Los republicanos en tiempos de Trump hablaron de hacer a Estados Unidos grande otra vez (Make America Great Again), los demócratas de Biden han apostado por Reconstruir Mejor (Build Back Better), pero ninguno de los dos propósitos, ni sus respectivos lemas, arrojaron resultados concretos.

La muestra más evidente de la falta de agendas coherentes y de maneras para instrumentarlas en el orden interno ha sido el último acuerdo de las élites partidistas para aumentar el límite máximo de la deuda federal, que se puede graficar en la imagen de las sobrecamas que cosían nuestras abuelas con retazos de telas de diferente calidad y color. Algo que en el cine se denomina un Frankestein.

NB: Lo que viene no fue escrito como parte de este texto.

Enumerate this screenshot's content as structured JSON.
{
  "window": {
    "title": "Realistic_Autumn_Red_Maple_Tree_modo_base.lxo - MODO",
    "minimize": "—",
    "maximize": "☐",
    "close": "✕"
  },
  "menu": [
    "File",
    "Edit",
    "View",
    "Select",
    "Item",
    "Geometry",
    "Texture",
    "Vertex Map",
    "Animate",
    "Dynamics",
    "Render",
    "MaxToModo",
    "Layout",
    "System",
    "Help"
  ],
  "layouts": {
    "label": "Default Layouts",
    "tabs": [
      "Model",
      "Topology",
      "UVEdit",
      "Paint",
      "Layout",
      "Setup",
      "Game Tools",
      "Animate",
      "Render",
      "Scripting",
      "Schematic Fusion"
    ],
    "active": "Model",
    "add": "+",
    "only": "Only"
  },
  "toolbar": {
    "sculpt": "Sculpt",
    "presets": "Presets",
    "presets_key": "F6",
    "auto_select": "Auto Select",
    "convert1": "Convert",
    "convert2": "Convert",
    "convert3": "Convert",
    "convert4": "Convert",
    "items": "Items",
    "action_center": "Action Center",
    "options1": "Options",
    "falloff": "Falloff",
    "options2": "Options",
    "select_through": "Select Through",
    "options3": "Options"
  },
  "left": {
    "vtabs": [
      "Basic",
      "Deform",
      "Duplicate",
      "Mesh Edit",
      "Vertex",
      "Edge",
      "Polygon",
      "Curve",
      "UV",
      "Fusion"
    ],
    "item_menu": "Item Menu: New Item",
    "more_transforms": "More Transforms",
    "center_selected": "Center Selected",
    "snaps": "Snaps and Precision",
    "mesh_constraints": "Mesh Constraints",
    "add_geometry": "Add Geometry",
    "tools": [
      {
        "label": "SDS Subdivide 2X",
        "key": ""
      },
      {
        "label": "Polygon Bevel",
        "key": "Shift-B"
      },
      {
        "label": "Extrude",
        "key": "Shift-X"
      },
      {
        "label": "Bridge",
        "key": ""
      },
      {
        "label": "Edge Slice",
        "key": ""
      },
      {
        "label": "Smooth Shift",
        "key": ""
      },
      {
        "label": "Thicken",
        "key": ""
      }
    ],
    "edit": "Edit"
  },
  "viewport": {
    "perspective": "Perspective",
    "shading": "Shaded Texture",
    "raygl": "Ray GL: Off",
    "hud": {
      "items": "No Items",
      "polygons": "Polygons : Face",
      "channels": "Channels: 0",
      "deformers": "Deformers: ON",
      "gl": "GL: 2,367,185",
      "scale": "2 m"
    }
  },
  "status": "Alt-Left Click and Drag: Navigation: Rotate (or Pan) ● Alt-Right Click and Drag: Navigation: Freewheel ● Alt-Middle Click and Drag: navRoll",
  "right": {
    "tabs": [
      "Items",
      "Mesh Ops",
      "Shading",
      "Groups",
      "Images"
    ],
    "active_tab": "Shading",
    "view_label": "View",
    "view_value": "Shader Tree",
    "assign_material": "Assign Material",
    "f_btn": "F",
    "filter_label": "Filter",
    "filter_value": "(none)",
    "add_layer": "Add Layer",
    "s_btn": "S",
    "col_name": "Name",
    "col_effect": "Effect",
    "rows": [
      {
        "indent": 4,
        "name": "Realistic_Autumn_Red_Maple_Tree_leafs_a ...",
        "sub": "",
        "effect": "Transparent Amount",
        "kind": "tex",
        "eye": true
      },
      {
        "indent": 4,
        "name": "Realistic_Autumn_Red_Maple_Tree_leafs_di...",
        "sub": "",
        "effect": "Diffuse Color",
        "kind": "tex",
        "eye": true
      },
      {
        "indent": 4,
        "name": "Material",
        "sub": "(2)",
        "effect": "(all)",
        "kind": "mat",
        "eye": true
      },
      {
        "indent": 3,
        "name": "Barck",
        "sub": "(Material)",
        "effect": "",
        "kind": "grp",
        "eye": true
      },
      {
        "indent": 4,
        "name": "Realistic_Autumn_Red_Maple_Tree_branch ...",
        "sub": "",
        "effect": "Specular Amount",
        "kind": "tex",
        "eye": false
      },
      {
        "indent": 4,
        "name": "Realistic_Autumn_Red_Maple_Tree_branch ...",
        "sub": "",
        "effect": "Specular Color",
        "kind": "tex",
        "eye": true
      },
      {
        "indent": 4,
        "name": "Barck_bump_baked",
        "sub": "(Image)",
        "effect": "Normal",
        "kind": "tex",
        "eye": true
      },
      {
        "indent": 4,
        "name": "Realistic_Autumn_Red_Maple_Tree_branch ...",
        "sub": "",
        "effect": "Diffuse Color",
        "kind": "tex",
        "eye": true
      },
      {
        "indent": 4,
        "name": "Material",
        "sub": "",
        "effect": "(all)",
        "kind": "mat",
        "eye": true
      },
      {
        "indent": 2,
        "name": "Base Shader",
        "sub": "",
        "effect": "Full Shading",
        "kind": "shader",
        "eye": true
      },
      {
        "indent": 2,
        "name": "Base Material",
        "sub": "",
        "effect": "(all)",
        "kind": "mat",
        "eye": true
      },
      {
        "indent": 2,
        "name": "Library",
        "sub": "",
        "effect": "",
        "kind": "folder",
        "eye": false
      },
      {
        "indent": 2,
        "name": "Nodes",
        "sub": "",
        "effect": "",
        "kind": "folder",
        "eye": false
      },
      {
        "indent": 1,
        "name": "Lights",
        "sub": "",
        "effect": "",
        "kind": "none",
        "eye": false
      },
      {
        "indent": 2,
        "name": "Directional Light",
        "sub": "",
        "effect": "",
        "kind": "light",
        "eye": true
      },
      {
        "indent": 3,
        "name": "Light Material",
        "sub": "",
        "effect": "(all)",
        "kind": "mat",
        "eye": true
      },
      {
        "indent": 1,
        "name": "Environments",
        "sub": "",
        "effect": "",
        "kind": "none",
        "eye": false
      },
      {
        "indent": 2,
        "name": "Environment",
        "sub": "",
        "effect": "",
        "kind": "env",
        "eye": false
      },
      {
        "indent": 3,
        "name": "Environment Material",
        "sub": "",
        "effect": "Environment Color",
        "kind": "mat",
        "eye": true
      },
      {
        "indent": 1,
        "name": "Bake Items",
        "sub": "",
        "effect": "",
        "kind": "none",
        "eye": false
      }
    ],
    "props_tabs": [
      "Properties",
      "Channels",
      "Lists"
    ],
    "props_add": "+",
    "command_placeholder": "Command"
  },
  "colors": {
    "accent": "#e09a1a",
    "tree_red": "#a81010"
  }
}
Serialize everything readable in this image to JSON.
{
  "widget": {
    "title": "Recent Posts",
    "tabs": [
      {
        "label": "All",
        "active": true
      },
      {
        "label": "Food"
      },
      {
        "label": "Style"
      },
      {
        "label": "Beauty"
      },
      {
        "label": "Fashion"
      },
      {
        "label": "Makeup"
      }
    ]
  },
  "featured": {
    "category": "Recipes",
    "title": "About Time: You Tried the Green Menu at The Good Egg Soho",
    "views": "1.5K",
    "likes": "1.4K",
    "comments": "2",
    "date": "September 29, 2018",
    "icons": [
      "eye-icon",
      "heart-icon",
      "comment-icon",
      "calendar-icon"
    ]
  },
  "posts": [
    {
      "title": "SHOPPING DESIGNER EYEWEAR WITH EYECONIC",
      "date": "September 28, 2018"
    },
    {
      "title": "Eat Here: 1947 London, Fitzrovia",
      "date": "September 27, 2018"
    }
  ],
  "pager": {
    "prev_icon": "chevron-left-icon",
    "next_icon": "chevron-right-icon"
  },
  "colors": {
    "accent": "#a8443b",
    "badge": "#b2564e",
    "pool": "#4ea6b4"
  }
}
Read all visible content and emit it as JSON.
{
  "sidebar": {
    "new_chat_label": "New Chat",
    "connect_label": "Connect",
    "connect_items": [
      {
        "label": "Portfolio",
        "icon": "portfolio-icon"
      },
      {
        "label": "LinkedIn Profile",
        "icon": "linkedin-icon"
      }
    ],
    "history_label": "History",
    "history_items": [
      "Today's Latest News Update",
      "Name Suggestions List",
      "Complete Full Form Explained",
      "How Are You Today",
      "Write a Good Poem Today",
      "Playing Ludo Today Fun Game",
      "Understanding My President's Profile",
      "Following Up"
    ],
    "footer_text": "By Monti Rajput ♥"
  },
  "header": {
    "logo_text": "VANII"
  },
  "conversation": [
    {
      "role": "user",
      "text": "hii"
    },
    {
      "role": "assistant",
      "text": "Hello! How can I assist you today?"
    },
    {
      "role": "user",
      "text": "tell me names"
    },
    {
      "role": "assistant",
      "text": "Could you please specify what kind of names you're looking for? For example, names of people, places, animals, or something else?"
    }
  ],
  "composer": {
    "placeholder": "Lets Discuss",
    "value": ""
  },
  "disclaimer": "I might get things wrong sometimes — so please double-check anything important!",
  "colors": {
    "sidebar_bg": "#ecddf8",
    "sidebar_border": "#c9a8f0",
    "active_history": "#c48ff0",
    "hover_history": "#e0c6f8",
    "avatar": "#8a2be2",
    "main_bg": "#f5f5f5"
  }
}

Este panorama de momento apuntaría hacia una política exterior que será cada vez más errática, menos programática, más inclinada a cometer errores de altos costos, en peores condiciones para articular alianzas, más centrada en objetivos parciales e inmediatos y más inclinada al uso de medidas coercitivas o de la fuerza.

Dada la complejidad de variables que se entrecruzan en la realidad nacional estadounidense y también en sus contactos con el mundo exterior, estas pueden ser verdades solo para las próximas 24 horas, por lo que habrá que repetir las preguntas correctas con mucha frecuencia en los meses que restan.